We can then rearrange the output accordingly.
Converting linear data structure to matrix structure:
where a is index of linear data, and b is number of items per row:
row = a/b
column = a mod b
Note above is simplified logic: a must be offset -1 before dividing & the result must be normalized +1.
Example: (3 rows of 4)
1 2 3 4
5 6 7 8
9 10 11 12
(7 - 1)/4 + 1 = 2
7 is in row 2
(7 - 1) mod 4 + 1 = 3
7 is in column 3
Another common use of modulus: hashing a number by place. Suppose you wanted to store year & month in a six digit number 195810. month = 195810 mod 100 all digits 3rd from right are divisible by 100 so the remainder is the 2 rightmost digits in this case the month is 10. To extract the year 195810 / 100 yields 1958.
Modulus is also very useful if for some crazy reason you need to do integer division and get a decimal out, and you can't convert the integer into a number that supports decimal division, or if you need to return a fraction instead of a decimal.
I'll be using % as the modulus operator
For example
2/4 = 0
where doing this
2/4 = 0 and 2 % 4 = 2
So you can be really crazy and let's say that you want to allow the user to input a numerator and a divisor, and then show them the result as a whole number, and then a fractional number.

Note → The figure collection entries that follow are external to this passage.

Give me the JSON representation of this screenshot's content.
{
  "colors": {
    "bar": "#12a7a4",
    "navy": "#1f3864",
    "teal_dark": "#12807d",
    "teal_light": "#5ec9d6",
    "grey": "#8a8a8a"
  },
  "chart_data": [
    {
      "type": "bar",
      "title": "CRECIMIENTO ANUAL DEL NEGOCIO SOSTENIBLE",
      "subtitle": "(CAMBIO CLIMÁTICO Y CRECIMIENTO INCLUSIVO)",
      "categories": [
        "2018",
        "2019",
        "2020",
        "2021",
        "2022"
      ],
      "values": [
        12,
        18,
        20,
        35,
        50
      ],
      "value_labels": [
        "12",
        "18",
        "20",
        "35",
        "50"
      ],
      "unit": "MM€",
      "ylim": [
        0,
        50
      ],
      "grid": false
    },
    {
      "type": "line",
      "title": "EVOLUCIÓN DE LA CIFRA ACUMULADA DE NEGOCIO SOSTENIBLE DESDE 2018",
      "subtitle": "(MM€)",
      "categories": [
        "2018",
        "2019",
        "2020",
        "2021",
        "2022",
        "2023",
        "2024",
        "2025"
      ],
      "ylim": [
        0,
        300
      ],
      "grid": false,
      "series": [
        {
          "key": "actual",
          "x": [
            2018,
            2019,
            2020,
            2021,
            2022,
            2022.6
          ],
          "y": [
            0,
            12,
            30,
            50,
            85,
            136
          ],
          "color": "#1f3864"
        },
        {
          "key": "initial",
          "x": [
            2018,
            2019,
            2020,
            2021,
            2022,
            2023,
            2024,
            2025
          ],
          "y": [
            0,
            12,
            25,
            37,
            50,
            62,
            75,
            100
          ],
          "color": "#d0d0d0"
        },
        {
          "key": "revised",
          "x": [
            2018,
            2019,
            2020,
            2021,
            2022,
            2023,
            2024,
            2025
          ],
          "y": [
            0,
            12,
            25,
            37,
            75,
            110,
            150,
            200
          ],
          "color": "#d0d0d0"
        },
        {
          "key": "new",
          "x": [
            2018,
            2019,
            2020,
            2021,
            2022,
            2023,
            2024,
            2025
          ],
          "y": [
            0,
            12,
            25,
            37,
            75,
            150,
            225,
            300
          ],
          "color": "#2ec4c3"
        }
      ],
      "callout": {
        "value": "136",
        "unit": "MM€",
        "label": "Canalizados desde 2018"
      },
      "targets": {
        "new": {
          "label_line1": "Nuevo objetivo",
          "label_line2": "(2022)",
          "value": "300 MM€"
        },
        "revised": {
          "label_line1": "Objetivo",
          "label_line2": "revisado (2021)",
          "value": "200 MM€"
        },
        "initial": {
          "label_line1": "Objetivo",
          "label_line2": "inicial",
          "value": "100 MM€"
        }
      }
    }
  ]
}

whole Number = numerator/divisor
fractionNumerator = numerator % divisor
fractionDenominator = divisor
Another case where modulus division is useful is if you are increasing or decreasing a number and you want to contain the number to a certain range of number, but when you get to the top or bottom you don't want to just stop. You want to loop up to the bottom or top of the list respectively.
Imagine a function where you are looping through an array.
Function increase Or Decrease(variable As Integer) As Void
n = (n + variable) % (listString.maxIndex + 1)
Print listString[n]
End Function
The reason that it is n = (n + variable) % (listString.maxIndex + 1) is to allow for the max index to be accounted.
Those are just a few of the things that I have had to use modulus for in my programming of not just desktop applications, but in robotics and simulation environments.
Computing the greatest common divisor
Determining if a number is a palindrome
Determining if a number consists of only ...
Determining how many ... a number consists of...
My favorite use is for iteration.
Say you have a counter you are incrementing and want to then grab from a known list a corresponding items, but you only have n items to choose from and you want to repeat a cycle.
var indexFromB = (counter-1)%n+1;
Results (counter=indexFromB) given n=3:
`1=1`
`2=2`
`3=3`
`4=1`
`5=2`
`6=3`
...
Best use of modulus operator I have seen so for is to check if the Array we have is a rotated version of original array.
A = [1,2,3,4,5,6]
B = [5,6,1,2,3,4]
Now how to check if B is rotated version of A ?
Step 1: If A's length is not same as B's length then for sure its not a rotated version.
Step 2: Check the index of first element of A in B. Here first element of A is 1. And its index in B is 2(assuming your programming language has zero based index).
lets store that index in variable "Key"
Step 3: Now how to check that if B is rotated version of A how ??
This is where modulus function rocks :
for (int i = 0; i< A.length; i++)
{
// here modulus function would check the proper order. Key here is 2 which we recieved from Step 2
int j = [Key+i]%A.length;
if (A[i] != B[j])
{
return false;
}
}
return true;
It's an easy way to tell if a number is even or odd. Just do # mod 2, if it is 0 it is even, 1 it is odd.
Often, in a loop, you want to do something every k'th iteration, where k is 0 < k < n, assuming 0 is the start index and n is the length of the loop.
So, you'd do something like:
int k = 5;
int n = 50;
for(int i = 0;i < n;++i)
{
if(i % k == 0) // true at 0, 5, 10, 15..
{
// do something
}
}
Or, you want to keep something whitin a certain bound. Remember, when you take an arbitrary number mod something, it must produce a value between 0 and that number - 1.